AgentSkillsCN

semantic-indexer

借助 Tree-Sitter 解析与嵌套调用图,构建语义代码索引。将核心函数及其完整的调用图提取至 SQLite 数据库,再基于实际源码与被调用者摘要,自底向上进行归纳总结。随着你不断索引更多核心函数,数据库也会随之逐步扩充。

SKILL.md
--- frontmatter
name: semantic-indexer
description: Build semantic code indexes using tree-sitter parsing and nested call graphs. Extract focal functions with their complete call graphs into SQLite database, then perform bottom-up summarization using actual source code + callee summaries. Database grows incrementally as you index more focal functions.

Semantic Code Indexer

Parse codebases with tree-sitter, extract focal functions with nested call graphs, and perform bottom-up summarization using actual source code and callee context. Create the db in the .deeptest/ folder.

Complete Workflow

Step 1: Build Focal Function Call Graph

bash
python scripts/build_focal.py \
  --focal "DnsQueryEx" \
  --file "querystub.c" \
  --project ~/dns_full \
  --db dns.db

Step 2: Bottom-Up Summarization and pre-/post-condition Annotation [long running task]

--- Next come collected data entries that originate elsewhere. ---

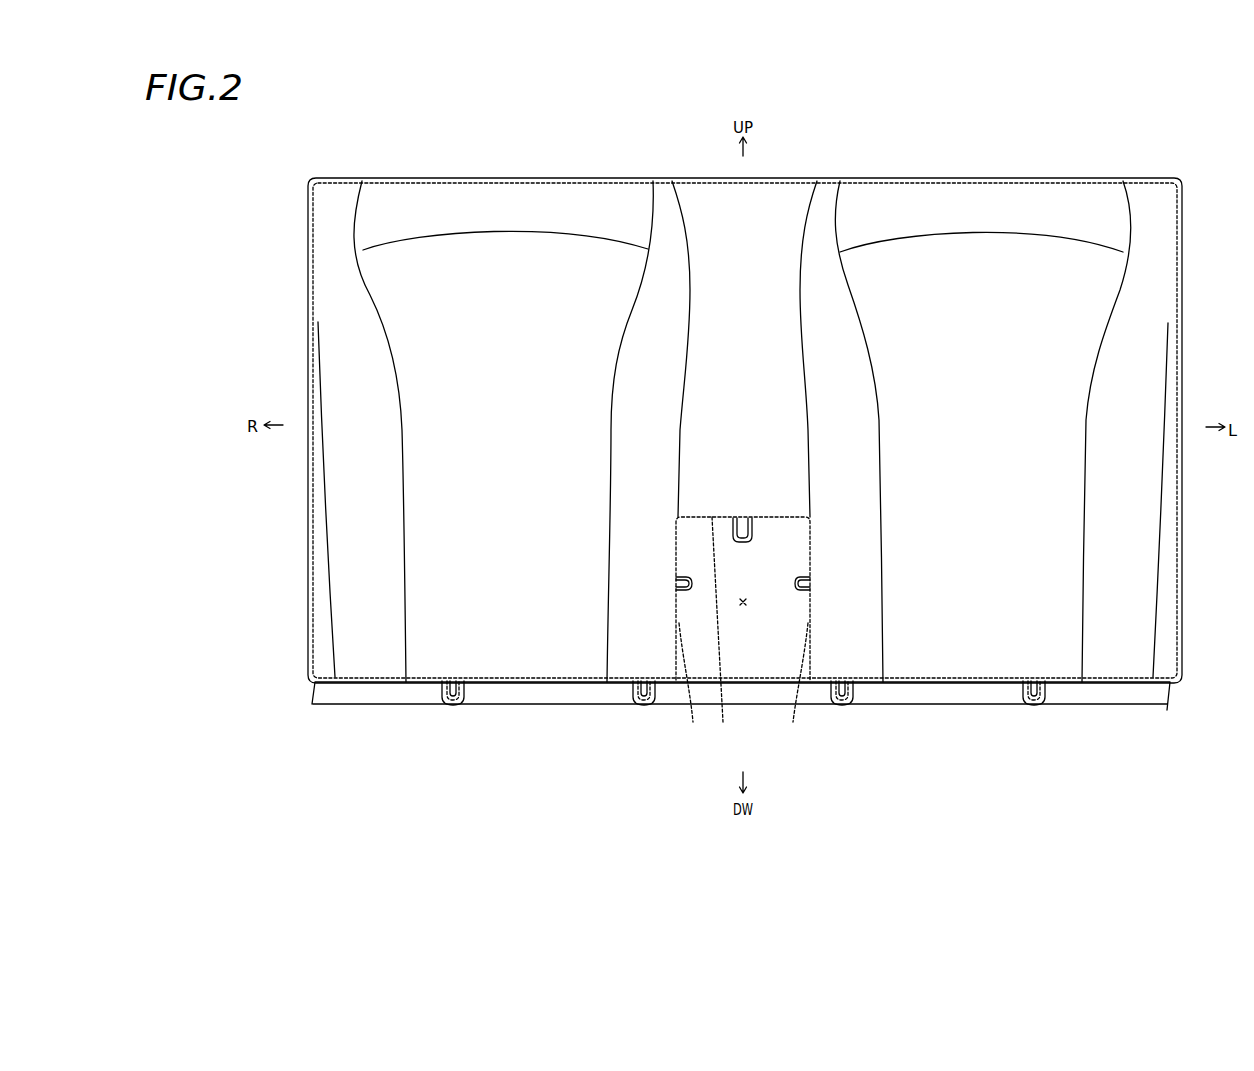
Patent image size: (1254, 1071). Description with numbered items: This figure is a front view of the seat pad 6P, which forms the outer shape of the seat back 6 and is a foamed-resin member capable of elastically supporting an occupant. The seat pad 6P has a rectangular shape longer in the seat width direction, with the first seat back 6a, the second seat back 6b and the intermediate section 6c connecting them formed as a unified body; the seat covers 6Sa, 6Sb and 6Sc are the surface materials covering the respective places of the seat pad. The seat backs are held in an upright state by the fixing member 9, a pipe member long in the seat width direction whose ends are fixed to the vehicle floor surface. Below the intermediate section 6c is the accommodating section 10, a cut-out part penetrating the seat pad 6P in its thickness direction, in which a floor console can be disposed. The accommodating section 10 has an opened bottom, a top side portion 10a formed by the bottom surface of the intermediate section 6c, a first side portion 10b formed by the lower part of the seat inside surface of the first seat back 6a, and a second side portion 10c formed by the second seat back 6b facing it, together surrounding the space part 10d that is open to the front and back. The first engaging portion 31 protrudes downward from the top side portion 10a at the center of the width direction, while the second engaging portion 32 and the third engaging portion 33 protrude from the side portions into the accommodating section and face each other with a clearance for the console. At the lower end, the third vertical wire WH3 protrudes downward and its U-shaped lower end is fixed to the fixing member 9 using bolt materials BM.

The seat back 6 is at (1198, 151).
The first seat back 6a is at (989, 175).
The second seat back 6b is at (518, 175).
The intermediate section 6c is at (774, 175).
The seat pad 6P is at (306, 299).
The seat cover 6Sa is at (995, 420).
The seat cover 6Sb is at (520, 420).
The seat cover 6Sc is at (758, 420).
The fixing member 9 is at (1149, 693).
The accommodating section 10 is at (743, 641).
The top side portion 10a is at (726, 629).
The first side portion 10b is at (793, 682).
The second side portion 10c is at (692, 682).
The space part 10d is at (743, 605).
The first engaging portion 31 is at (743, 544).
The second engaging portion 32 is at (797, 576).
The third engaging portion 33 is at (689, 576).
The bolt material BM is at (466, 705).
The third vertical wire WH3 is at (442, 705).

This step involves bottom up summarization, up the call graph, using actual source code and callee summaries to build context. Follow the instructions exactly, this is a long running task where you need to iteratively call scripts. Do not attempt to optimize by writing your own scripts to speed up the process.

Step 2a: Get next function to summarize

Find the next function to summarize

bash
python scripts/summarizer.py --db dns.db --project ~/dns_full next
json
{
  "status": "needs_summary",
  "function": "LogError",
  "file": "/home/user/dns_full/log.cpp",
  "source_code": "void LogError(const char* fmt, ...) {\n    va_list args;\n    va_start(args, fmt);\n    fnsVaLog(LOG_ERROR, fmt, args);\n    va_end(args);\n}",
  "callees": [
    {
      "function": "va_start",
      "summary": "Initializes variable argument list processing"
    },
    {
      "function": "fnsVaLog",
      "summary": "Core logging function that formats messages with va_list"
    },
    {
      "function": "va_end",
      "summary": "Cleans up variable argument processing"
    }
  ]
}

You have:

  • ✅ Actual source code of LogError
  • ✅ Summaries of all callees

Read the code! You can see it:

  1. Takes variable arguments (...)
  2. Initializes va_list with va_start
  3. Calls fnsVaLog with LOG_ERROR level
  4. Cleans up with va_end

Write a summary using this context and update the database:

Tips for Good Summaries

Summary Format: Write a concise paragraph summary covering the function's purpose, how outputs depend on inputs, any global or shared state it reads or mutates, and which callees have side effects, can fail, or contain complex branching that a test might need to exercise. Focus on these aspects:

  1. Function's purpose - What does it do?
  2. Input/output relationship - How outputs depend on inputs
  3. State mutations - Any global or shared state it reads or mutates
  4. Callee behavior - Which callees have side effects, can fail, or contain complex branching that a test might need to exercise

Best Practices:

  1. Actually read the source code - Don't just rely on function names
  2. Use callee summaries - They tell you what dependencies do and their important behaviors
  3. Look for control flow - Loops, conditions, error handling
  4. Note side effects - File I/O, global state, logging, network calls
  5. Be specific - "Validates X by checking Y" not "Validates input"
  6. Include callee context - Mention which callees do the heavy lifting or can possibly fail
bash
python scripts/summarizer.py --db dns.db update \
  --function "LogError" \
  --summary "Logs error messages by initializing variable argument processing with va_start, passing formatted arguments to fnsVaLog at LOG_ERROR level, then cleaning up with va_end"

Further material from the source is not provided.